Faut-il enseigner l'EAS dès le plus jeune âge ? Pourquoi ?
Oui, c’est un enseignement important présent dans les programmes depuis les années 70 où l’entrée se faisait par la prévention et l’information à la sexualité. Aujourd’hui s’y ajoutent toutes les dimensions de la vie affective, le développement de l’enfant et le champ juridique et social. Les enfants vivent dans le même monde que les adultes, questionnent sur la vie quotidienne et sont exposés aux médias. Il serait trop facile de dire qu’ils sont trop petits. Dès la maternelle, des interrogations se posent, par exemple, sur le consentement, être amoureux ou pas, ce qu’on a le droit de faire... Il est important d’avoir des espaces pour en parler. De plus, les enfants vivent dans une société où ils reproduisent ce qu’ils observent, où la dimension stéréotypée des activités commence très tôt. L’école est là pour ouvrir le champ des possibles et faire réfléchir. Il ne s’agit pas d’être dans la prescription normative mais simplement d’accompagner l’enfant dans son développement pour qu’il se sente autorisé à être ce qu’il souhaite.

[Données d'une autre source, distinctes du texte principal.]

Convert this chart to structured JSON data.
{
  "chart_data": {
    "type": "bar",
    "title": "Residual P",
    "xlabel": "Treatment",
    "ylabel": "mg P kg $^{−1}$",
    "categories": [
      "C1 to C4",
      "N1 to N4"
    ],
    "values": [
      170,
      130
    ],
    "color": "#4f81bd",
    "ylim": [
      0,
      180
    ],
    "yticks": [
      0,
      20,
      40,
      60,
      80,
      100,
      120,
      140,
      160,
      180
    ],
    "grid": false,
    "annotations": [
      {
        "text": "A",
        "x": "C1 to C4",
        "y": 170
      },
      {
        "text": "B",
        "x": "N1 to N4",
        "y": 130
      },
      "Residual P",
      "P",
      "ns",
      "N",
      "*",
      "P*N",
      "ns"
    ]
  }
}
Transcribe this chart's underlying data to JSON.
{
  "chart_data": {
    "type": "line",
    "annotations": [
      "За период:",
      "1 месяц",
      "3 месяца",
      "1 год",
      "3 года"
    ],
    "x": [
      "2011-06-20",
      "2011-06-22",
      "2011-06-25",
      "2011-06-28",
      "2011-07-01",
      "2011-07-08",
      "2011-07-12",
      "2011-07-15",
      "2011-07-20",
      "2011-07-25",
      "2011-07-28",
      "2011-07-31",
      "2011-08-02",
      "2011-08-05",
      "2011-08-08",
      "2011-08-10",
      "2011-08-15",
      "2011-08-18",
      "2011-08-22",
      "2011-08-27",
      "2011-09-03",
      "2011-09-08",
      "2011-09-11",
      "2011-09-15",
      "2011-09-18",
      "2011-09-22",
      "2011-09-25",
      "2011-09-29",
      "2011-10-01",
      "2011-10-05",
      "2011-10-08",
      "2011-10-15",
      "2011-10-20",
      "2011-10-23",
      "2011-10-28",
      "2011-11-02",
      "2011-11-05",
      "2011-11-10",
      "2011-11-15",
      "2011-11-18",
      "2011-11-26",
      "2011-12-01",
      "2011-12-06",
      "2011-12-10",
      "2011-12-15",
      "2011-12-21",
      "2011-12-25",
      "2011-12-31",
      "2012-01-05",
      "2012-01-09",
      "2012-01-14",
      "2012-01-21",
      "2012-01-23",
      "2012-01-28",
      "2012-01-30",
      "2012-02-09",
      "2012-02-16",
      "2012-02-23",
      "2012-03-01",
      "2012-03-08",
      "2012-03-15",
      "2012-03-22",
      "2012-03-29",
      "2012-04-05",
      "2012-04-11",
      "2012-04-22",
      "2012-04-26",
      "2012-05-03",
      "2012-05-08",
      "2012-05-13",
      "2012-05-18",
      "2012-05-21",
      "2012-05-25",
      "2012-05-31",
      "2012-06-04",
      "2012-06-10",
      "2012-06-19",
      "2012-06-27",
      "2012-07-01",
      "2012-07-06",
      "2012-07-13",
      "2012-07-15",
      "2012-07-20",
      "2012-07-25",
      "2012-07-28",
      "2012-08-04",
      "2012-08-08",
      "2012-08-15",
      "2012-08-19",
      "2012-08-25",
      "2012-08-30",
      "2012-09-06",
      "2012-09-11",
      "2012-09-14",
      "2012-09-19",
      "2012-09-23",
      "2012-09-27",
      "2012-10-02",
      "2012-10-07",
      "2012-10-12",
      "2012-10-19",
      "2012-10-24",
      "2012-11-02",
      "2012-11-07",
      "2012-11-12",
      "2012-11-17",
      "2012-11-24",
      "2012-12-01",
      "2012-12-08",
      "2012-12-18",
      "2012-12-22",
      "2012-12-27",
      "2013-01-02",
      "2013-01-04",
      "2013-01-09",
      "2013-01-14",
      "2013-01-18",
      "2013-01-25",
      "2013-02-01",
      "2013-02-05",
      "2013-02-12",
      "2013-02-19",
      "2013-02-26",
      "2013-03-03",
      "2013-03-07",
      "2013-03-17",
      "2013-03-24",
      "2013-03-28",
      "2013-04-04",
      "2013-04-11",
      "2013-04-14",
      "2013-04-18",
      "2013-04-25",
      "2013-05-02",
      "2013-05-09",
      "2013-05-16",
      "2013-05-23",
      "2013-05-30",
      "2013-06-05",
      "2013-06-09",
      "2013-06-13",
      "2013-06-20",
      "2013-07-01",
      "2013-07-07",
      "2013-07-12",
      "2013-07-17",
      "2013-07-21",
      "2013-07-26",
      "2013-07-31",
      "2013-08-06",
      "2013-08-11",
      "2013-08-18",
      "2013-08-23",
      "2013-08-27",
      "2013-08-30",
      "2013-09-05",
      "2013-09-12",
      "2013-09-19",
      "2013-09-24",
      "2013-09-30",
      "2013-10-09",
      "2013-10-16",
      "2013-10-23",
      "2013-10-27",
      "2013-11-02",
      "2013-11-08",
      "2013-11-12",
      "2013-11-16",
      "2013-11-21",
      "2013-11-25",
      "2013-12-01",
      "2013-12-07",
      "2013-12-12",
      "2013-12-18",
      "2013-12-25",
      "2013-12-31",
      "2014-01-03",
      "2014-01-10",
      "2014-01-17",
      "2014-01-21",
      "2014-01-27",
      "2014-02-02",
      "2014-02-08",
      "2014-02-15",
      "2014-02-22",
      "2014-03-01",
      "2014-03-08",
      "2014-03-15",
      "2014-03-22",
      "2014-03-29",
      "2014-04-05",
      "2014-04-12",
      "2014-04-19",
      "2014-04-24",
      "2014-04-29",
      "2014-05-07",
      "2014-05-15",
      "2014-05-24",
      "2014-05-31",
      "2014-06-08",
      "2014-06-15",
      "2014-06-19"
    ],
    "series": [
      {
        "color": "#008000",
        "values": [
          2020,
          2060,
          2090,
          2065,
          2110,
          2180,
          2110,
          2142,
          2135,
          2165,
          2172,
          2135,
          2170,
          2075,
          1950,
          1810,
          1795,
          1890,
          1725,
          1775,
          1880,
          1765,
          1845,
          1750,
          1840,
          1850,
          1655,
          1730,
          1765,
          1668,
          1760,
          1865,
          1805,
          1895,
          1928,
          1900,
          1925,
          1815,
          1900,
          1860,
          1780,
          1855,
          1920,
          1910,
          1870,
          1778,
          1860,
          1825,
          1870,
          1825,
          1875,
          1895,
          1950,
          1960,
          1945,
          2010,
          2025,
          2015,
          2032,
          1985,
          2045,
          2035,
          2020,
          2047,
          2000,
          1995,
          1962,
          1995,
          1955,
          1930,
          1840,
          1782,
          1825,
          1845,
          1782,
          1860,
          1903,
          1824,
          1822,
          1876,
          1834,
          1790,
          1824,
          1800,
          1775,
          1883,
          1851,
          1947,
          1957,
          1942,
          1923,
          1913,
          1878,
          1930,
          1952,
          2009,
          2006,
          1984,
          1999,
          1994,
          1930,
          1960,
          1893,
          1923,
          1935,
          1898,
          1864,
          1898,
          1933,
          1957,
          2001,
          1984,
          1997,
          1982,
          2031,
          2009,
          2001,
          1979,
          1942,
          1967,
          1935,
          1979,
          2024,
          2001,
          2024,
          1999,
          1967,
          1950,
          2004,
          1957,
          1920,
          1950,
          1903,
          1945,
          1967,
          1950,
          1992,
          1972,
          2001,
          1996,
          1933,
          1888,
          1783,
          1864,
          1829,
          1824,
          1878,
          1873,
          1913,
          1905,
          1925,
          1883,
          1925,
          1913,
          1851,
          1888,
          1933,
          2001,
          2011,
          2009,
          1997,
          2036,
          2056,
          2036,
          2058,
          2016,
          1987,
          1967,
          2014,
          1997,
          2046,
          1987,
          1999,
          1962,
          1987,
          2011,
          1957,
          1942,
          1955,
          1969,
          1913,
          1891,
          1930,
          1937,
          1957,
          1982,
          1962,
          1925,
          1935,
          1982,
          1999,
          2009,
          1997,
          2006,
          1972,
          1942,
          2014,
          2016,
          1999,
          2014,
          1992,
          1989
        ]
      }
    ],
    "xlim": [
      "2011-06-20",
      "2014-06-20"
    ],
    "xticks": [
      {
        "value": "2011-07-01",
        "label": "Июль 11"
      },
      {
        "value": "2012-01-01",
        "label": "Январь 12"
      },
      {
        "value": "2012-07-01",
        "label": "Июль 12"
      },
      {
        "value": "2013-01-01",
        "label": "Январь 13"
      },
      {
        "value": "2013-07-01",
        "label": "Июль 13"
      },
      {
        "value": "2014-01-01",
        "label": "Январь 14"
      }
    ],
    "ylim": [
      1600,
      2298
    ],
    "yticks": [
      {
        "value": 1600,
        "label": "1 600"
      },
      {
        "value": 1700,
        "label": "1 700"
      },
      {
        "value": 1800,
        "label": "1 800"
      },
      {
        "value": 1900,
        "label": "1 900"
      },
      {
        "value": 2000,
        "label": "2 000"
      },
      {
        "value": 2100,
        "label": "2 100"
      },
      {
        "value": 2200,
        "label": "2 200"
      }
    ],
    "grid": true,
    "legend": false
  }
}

Comment expliquer les écarts constatés entre prescrit et pratiques ?
Des ambiguïtés demeurent dans les textes où l’interdisciplinarité n’est pas suffisamment développée entraînant flou et incompréhensions. Il y a souvent une méconnaissance du sujet et si de nombreux supports sont disponibles pour les cycles 3 et 4, il y en a peu pour les autres cycles. Le champ biologique est souvent plus investi par les PE car plus familier tandis que les dimensions affectives et juridiques, c’est-à-dire les questions socialement vives, sont davantage laissées de côté. Ces écarts s’expliquent à la fois par un manque de formation initiale et continue, de connaissances et de sensibilisation mais aussi par une représentation biaisée de l’EAS qui n’inclut pas la réalisation de séances en lien avec les stéréotypes de genre, la place des femmes ou encore le consentement. Les représentations sociales influent également. Il n’est pas évident d’aborder les questions affectives et sexuelles car une dimension intime reste présente.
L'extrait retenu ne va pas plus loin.